DNA machines could interface with biological systems to make intelligent medicines

Scientists have created a synthetic immune system out of three types of DNA-decorated gold nanoparticles. With each nanomachine mimicking a different immune cell type, the system can recognise, neutralise and remember an invading pathogen.

There are three key cell types in human and other mammalian adaptive immune systems. Dendritic cells kick off the immune response by capturing antigens – certain parts of a pathogen that identify it as harmful – and presenting them on their own cell surface. This signal tells T cells to destroy the invader, including cells infected by a virus. B cells can also destroy pathogens and are responsible for producing antibodies that help form an immunological memory.

A team led by Bin-Cheng Yin and Bang-Ce Ye from East China University of Science and Technology has now constructed the first artificial system that simulates this biological response. Each cell type is mimicked by DNA nanomachines: gold nanoparticles carrying single-stranded DNA or DNA hairpin loops on their surfaces.
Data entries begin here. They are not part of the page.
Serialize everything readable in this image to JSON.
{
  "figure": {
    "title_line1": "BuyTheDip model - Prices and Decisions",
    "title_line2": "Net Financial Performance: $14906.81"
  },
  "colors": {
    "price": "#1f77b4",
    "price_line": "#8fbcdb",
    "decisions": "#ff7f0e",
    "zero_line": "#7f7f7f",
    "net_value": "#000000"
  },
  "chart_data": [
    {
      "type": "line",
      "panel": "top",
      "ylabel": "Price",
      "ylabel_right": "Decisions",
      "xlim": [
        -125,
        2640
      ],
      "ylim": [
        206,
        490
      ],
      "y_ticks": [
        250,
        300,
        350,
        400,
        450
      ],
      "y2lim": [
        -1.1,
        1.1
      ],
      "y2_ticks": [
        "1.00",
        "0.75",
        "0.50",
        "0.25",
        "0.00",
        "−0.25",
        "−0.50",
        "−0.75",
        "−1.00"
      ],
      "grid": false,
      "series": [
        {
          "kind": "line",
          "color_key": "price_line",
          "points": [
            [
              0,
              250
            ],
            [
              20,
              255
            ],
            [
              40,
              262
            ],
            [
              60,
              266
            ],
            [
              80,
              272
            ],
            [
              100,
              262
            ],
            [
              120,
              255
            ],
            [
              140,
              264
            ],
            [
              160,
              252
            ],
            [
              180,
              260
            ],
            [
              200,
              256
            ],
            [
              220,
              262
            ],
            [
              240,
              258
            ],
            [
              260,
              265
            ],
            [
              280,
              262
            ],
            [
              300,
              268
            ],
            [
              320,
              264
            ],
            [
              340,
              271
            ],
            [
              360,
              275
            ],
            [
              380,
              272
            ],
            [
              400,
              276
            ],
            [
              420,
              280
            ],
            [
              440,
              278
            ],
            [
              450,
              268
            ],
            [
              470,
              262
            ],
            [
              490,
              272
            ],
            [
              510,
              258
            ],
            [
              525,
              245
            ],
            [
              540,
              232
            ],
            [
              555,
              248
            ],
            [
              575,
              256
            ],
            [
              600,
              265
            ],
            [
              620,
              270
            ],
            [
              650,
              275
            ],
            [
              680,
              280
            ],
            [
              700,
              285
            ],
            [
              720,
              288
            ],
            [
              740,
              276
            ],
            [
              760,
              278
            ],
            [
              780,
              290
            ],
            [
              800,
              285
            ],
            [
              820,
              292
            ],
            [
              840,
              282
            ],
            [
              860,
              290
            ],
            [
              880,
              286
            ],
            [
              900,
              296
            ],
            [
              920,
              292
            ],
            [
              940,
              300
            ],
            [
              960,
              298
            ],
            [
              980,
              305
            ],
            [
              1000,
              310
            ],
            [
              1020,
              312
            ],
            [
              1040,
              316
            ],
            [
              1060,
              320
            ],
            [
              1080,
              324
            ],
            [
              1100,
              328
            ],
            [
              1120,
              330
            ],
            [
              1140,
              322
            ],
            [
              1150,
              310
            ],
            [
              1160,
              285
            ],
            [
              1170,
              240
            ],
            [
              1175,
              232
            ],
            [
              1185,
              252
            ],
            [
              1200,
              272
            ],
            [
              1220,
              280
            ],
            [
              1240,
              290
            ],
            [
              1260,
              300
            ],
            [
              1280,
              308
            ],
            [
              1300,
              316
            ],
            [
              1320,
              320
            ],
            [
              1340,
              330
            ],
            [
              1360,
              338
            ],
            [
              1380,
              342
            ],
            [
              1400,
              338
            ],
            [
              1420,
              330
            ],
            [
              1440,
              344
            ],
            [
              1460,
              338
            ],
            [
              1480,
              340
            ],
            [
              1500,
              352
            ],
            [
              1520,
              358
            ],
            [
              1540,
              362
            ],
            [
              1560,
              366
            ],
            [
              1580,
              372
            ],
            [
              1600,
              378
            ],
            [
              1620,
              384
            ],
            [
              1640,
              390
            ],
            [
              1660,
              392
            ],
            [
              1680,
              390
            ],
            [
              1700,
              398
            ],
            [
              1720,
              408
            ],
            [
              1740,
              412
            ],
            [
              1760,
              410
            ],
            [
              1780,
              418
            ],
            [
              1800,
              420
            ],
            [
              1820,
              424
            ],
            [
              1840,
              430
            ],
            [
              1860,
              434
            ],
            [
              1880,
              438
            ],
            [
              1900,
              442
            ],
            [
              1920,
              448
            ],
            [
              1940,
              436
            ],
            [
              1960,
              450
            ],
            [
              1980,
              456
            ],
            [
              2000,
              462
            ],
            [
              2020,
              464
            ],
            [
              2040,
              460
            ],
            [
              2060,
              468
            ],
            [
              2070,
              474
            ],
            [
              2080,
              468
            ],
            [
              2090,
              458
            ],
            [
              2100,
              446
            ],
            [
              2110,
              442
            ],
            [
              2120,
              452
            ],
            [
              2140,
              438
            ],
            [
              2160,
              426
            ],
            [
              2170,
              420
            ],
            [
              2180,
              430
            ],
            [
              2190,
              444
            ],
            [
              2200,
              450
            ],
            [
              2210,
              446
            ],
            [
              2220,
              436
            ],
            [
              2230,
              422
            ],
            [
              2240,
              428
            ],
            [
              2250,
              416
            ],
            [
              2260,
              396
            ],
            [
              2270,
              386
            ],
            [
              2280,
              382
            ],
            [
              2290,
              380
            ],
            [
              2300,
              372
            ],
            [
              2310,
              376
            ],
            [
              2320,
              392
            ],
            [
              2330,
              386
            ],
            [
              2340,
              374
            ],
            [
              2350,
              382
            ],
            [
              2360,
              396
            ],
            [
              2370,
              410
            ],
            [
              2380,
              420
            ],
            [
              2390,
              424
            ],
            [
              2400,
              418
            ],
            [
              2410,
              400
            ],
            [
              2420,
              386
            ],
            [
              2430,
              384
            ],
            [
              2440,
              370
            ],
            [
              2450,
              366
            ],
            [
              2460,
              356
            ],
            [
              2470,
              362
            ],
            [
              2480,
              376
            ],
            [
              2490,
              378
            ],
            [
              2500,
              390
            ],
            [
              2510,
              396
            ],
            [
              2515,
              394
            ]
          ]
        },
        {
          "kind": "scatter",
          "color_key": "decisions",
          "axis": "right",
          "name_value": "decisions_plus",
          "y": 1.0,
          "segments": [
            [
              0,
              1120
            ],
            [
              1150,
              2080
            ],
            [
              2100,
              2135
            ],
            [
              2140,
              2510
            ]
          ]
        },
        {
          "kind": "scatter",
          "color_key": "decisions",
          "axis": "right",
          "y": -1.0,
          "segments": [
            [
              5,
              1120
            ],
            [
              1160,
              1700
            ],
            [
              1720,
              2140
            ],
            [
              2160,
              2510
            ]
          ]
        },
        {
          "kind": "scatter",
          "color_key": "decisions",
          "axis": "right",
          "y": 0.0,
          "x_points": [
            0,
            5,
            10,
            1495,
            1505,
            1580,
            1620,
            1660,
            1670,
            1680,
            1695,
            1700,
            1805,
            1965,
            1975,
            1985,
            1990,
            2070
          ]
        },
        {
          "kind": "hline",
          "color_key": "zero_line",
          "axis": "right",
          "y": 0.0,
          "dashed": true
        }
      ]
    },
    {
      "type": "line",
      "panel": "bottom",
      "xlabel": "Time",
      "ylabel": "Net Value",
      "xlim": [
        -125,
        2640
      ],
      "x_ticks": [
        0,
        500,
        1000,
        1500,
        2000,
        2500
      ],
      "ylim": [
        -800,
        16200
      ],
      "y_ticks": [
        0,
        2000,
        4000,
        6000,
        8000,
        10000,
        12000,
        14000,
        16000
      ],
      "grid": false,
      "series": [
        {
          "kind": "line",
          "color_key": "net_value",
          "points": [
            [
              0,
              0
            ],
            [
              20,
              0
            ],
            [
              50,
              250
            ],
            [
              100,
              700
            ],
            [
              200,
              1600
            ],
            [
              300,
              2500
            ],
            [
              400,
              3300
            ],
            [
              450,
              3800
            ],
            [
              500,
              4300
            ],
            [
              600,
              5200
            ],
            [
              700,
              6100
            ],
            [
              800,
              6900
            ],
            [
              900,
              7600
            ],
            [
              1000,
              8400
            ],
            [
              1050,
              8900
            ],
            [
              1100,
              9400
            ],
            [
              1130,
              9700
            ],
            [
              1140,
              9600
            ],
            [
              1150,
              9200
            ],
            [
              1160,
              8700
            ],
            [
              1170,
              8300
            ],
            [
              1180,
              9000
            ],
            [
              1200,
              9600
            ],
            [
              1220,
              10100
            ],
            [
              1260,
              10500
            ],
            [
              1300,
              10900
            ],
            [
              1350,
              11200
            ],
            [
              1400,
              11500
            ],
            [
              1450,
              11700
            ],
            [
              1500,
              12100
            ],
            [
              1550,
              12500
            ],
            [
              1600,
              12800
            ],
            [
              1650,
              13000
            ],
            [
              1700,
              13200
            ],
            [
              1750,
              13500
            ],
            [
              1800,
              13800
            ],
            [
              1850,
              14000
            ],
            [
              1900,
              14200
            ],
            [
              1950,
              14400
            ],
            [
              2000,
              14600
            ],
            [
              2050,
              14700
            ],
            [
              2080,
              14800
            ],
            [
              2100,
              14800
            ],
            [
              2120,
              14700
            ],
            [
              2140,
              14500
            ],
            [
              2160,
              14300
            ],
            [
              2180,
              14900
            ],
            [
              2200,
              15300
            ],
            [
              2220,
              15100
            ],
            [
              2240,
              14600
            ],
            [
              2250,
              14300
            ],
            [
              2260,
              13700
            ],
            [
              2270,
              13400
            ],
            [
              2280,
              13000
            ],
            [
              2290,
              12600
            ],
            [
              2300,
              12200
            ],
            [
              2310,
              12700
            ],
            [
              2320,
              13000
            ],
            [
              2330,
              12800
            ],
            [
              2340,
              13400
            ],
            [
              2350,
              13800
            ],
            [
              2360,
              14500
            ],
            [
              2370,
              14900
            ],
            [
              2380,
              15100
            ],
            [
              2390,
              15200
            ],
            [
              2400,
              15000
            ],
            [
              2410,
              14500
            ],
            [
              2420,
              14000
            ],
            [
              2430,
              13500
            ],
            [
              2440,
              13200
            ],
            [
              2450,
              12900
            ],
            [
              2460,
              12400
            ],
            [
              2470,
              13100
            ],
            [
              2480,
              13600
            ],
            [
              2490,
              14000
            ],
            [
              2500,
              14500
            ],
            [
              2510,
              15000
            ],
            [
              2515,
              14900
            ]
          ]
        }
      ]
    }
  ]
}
When triggered with a model pathogen – a piece of the HIV DNA – the three nanomachines create a cascade reaction that clears almost 93% of the invader after 22 hours. When reinfected with the same pathogen after that time, the invasion is neutralised at a much higher rate – 97% within only 10 hours.

The first nanomachine to interact with the invading pathogen is the dendritic cell mimic. The pathogen DNA strand breaks open the nanomachine’s DNA hairpin structure, which releases another DNA strand that was attached to the particle’s surface. This strand then activates the T cell-type machine to release another DNA strand that in turn sets off the B cell-mimicking machine. The latter releases an antigen-type DNA strand that permanently binds the pathogen strand.

The pathogen permanently unlocks a hairpin DNA structure in the B cell nanomachine. This means that when the pathogen reinvades, the B cell machine can directly bind it without requiring the three-machine cascade. A reinfection is therefore cleared more quickly. By modifying five nanoparticle-bound DNA strands, the team could also adapt the system to react to other invaders such as DNA pieces related to cancer.

Yin says that the team devoted a lot of effort to making sure the three machines work together. ‘The most difficult part is [to avoid] the nonspecific activation of the machines via a nonspecific reaction between the interrelated components.’

‘One way to understand the work is to look at it as a system for computation,’ says Ido Bachelet, an expert in DNA nanorobotics at Bar Ilan University in Israel. ‘It receives inputs, it processes information, it generates an output – it’s essentially a DNA computer. It’s a beautiful demonstration that molecules can compute, that you can program matter.’

Because DNA computers can directly interface with biological systems, they could be used as programmable medications, says Bachelet. Such systems could then autonomously detect diseases and release drugs when necessary.